The issue of politically unacceptable but eligible businesses receiving money through a PPP is separate from actual fraud. The Trump administration’s efforts to stifle surveillance of PPP money and bypass Inspectors General are sounding the alarm bells, but legal recipients are legal recipients. Some companies may have provided false certifications or failed to meet program conditions, but that is not the focus of the current reaction.
Moreover, much is still unknown about the government’s response to the pandemic, just as not all the flaws in the response to the 2008 financial crash were immediately evident. However, some problems are already emerging. Many companies were unable to secure PPP funding, at least initially, especially those belonging to people of color.
But the problem there is less the lack of money and the lack of political will. In other words, the problem is less that Ruth’s Chris got money that Acme Neighborhood restaurant should have got, than that Congress should have made, and still should be, more money for. stimulate so that any eligible business can receive a loan quickly. The government’s ability to spend in this situation is really limited only by its own imagination.
Even with these flaws, the stimulus has gone quite well so far. Many Americans are hurting, and not all small businesses got the money they got, but the spending gave the economy a boost. As Tom Gara writes, the first rounds helped support the economy, but several key programs are expected to run out soon.
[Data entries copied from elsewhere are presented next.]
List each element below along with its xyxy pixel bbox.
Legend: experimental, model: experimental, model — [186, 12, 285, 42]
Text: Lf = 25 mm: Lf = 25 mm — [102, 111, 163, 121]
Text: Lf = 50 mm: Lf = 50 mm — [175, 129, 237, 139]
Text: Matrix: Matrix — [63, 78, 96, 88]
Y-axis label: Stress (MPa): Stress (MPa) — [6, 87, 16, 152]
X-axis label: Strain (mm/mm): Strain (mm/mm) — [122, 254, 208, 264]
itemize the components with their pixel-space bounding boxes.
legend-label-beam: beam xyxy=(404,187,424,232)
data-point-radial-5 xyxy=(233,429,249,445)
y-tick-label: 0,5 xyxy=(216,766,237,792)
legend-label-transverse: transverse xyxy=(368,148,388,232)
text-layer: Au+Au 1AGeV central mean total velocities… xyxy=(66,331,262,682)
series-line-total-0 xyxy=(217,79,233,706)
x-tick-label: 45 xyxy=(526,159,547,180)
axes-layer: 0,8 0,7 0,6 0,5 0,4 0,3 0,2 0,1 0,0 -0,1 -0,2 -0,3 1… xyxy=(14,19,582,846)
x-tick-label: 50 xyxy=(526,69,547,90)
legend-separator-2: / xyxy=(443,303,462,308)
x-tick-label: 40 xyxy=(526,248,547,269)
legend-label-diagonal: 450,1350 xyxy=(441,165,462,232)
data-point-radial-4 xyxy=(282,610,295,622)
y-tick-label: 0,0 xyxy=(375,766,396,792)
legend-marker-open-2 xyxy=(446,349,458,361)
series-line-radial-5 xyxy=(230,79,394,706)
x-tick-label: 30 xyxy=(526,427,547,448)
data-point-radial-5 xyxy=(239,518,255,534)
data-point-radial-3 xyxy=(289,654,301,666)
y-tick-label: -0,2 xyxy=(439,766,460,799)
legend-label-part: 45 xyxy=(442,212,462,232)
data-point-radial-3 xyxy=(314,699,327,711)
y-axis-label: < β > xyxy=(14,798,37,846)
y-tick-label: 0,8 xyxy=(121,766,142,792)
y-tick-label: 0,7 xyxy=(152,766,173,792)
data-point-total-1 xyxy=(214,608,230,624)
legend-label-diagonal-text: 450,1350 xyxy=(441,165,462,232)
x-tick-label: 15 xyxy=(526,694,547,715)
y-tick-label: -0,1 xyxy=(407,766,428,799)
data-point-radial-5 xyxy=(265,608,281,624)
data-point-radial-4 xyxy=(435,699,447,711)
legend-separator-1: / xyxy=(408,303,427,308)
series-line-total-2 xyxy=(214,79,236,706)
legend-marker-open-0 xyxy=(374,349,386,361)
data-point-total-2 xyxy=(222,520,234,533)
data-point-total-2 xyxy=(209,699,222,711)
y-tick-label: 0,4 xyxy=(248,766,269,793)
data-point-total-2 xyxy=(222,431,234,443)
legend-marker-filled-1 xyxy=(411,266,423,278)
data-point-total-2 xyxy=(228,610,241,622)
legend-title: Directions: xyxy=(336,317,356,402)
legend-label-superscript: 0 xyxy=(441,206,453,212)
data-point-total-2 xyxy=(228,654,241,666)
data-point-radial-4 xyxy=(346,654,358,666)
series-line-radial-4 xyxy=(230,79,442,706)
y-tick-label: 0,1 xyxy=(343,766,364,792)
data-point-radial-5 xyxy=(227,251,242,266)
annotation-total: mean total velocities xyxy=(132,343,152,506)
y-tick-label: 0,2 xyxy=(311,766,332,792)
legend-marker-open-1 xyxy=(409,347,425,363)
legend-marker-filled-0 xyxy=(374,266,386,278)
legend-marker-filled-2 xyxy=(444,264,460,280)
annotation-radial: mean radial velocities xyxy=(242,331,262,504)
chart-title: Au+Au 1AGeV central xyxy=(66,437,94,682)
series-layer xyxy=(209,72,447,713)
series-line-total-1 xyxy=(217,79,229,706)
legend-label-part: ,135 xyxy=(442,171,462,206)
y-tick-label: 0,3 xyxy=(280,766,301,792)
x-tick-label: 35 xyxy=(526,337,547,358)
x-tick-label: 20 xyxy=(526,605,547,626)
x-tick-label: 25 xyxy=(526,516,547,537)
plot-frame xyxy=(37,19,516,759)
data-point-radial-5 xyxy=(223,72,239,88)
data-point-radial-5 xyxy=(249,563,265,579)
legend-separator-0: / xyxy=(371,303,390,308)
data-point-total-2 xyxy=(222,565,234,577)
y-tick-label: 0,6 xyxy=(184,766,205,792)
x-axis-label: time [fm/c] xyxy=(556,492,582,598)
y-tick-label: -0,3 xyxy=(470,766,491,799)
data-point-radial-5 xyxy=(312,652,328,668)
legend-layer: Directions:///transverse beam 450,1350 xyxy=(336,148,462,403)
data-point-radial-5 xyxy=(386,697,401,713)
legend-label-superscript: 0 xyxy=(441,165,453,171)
The danger of this kind of exposure and humiliation is that it will jeopardize the government’s next round of stimulus. If companies are afraid of a political backlash, they might not take public funds and make bigger cuts. (It does not matter that a given institution “must” find money elsewhere, but that it will be.) If Congress is afraid of a backlash, it can scale back its future stimulus efforts – which already seem woefully weak – by betting that potential pain in the form of a prolonged recession is easier to pass off than it is. acute pain in the form of a political controversy. The backlash against a successful government program is why the United States cannot have good things.